When it comes to the difference in myoglobin levels between the patients being perfused using different vessels it is not as intuitive as the difference between the sexes. The highest levels of myoglobin can be found in patients perfused using the brachial vessels. One explanation is that there is an overuse of melphalan when calculated using a formula made for the lower body, and the arm having less muscle volume in comparison. Another explanation could be that this is because of a difference in sex ratio. In the brachial group, only 35% are female, whereas the femoral group is dominated by female patients (60%).

The Wieberdink grading [Citation4] is the standard way of grading toxicity after an ILP(7). One thing that has to be taken into consideration regarding this grading system, is the fact that the grading is dependent on when the patient is examined, since the maximum reaction often occur after the patient has left the hospital. The major limitation of this study is that there are relatively few patients with Wieberdink IV and V toxicity.

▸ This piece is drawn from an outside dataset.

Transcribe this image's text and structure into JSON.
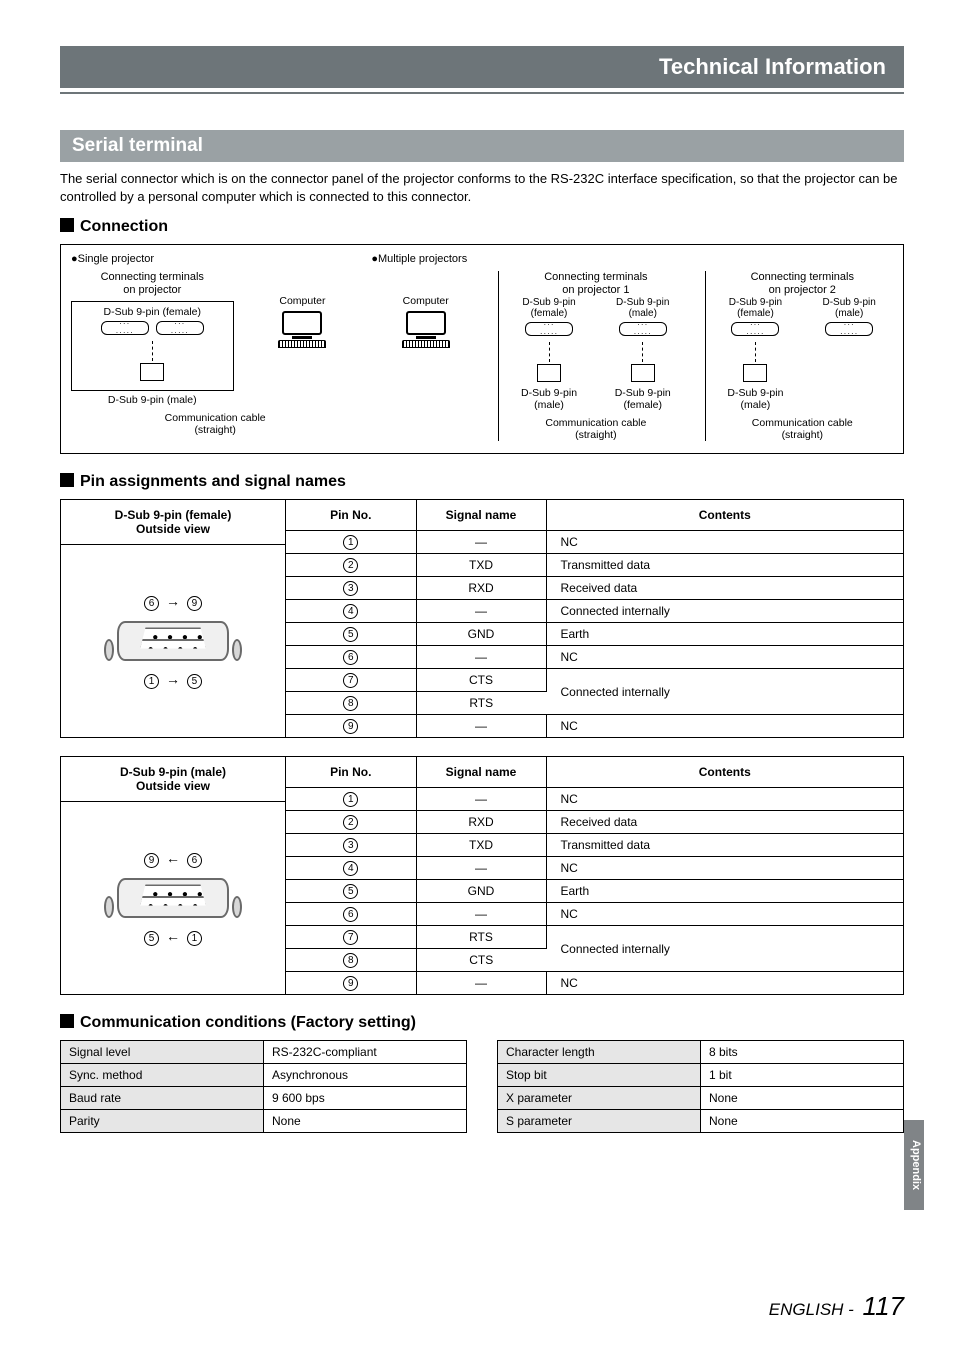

According to this study, serum levels of myoglobin do not predict the severity of local toxicity for patients undergoing ILP as a palliative treatment for in-transit metastases of malignant melanoma, when measured during the first five post-operative days. The implications of the findings in this study could be that myoglobin no longer will be measured routinely as a screening method to predict local toxicity.

Disclosure statement

The authors report no conflicts of interest. The authors alone are responsible for the content and writing of the article.